The aim of the present study was to demonstrate the tolerance and safety of an enteral formula containing a synbiotic blend and to investigate its effect on the intestinal microbiota in critically ill children receiving antibiotics.
SUBJECTS AND METHODS
The study was a controlled, double-blind, randomised, clinical trial of 2 parallel groups conducted in 2 medical centres. The study was performed in the Department of Paediatrics at the Maharat Nakhon Ratchasima Hospital and in the Department of Paediatrics at the Khon Kaen Hospital in Thailand. The protocol was approved by the institutional review board, Maharat Nakhon Ratchasima Hospital (December 28, 2005), and by the Ethical Review Committee for Research in Human Subjects, Ministry of Public Health, Thailand (number 38/2006, May 4, 2006), and conducted according to the principles stated in the Declaration of Helsinki and its amendments.

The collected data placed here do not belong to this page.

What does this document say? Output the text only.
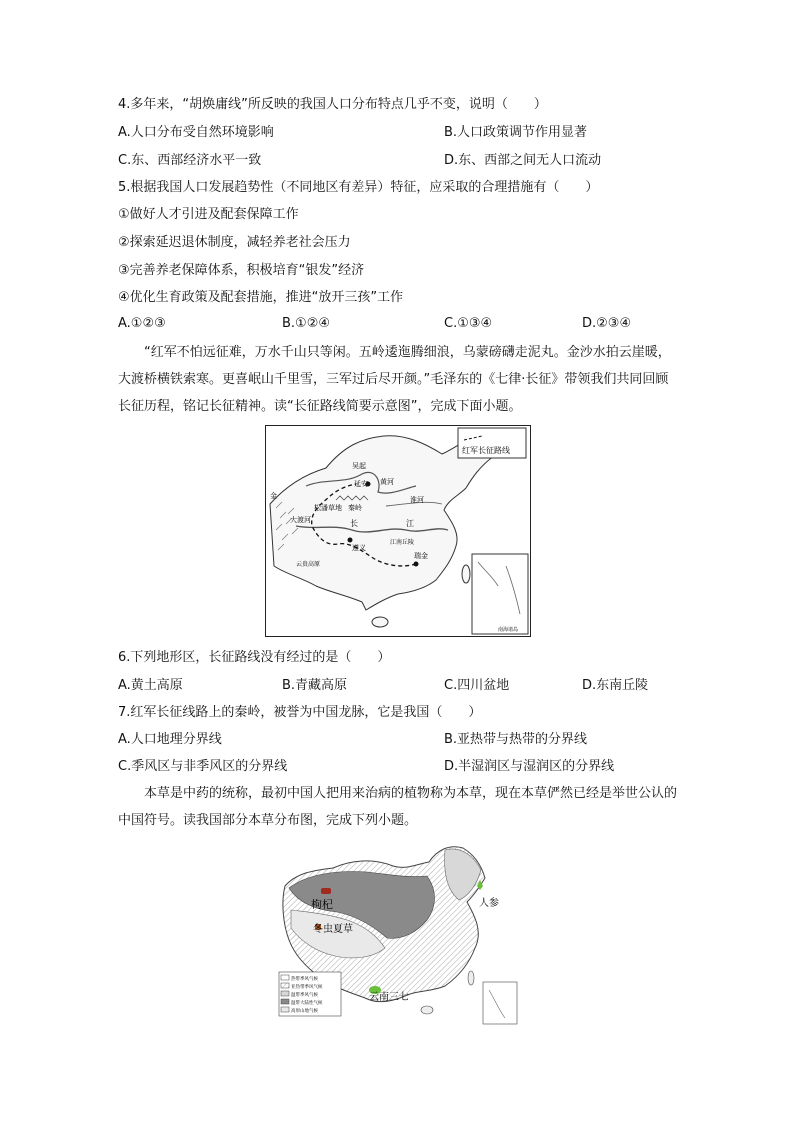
4.多年来，“胡焕庸线”所反映的我国人口分布特点几乎不变，说明（　　）
A.人口分布受自然环境影响	B.人口政策调节作用显著
C.东、西部经济水平一致	D.东、西部之间无人口流动
5.根据我国人口发展趋势性（不同地区有差异）特征，应采取的合理措施有（　　）
①做好人才引进及配套保障工作
②探索延迟退休制度，减轻养老社会压力
③完善养老保障体系，积极培育“银发”经济
④优化生育政策及配套措施，推进“放开三孩”工作
A.①②③	B.①②④	C.①③④	D.②③④
“红军不怕远征难，万水千山只等闲。五岭逶迤腾细浪，乌蒙磅礴走泥丸。金沙水拍云崖暖，大渡桥横铁索寒。更喜岷山千里雪，三军过后尽开颜。”毛泽东的《七律·长征》带领我们共同回顾长征历程，铭记长征精神。读“长征路线简要示意图”，完成下面小题。
红军长征路线
南海诸岛
吴起
延安 黄河
松潘草地 秦岭
淮河
长	江
大渡河
金
遵义
江南丘陵
瑞金
云贵高原
6.下列地形区，长征路线没有经过的是（　　）
A.黄土高原	B.青藏高原	C.四川盆地	D.东南丘陵
7.红军长征线路上的秦岭，被誉为中国龙脉，它是我国（　　）
A.人口地理分界线	B.亚热带与热带的分界线
C.季风区与非季风区的分界线	D.半湿润区与湿润区的分界线
本草是中药的统称，最初中国人把用来治病的植物称为本草，现在本草俨然已经是举世公认的中国符号。读我国部分本草分布图，完成下列小题。
枸杞
冬虫夏草
人参
云南三七
热带季风气候
亚热带季风气候
温带季风气候
温带大陆性气候
高原山地气候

Critically ill patients between 1 and 3 years old who have obtained their parents’/carers’ written consent were eligible for recruitment. Patients were recruited between August 2006 and May 2009 from the paediatric intensive care unit (PICU) of the 2 clinical centres. Inclusion criteria were the following: patients experiencing pneumonia, neurological, or cardiovascular disease, in need of mechanical ventilation, and EN. Patients presenting 1 or more of the following situations were not eligible for the study: overt GI bleeding, anatomic obstructions of the GI, recent oesophageal or GI surgery, immunodeficiency, or other GI disorders that would affect enteral feeding (eg, malabsorption, intestinal dysmotility). Patients participating in another clinical trial were not included. Any medication required for the normal therapeutic management of the subjects was allowed during the trial and recorded in case report form, which is part of the study documents.
Products were provided in metallic tins and distinguished by 2 different colours and letter labels: A, yellow and B, blue. The identity of the products was blind to the subjects, support staff, and investigators.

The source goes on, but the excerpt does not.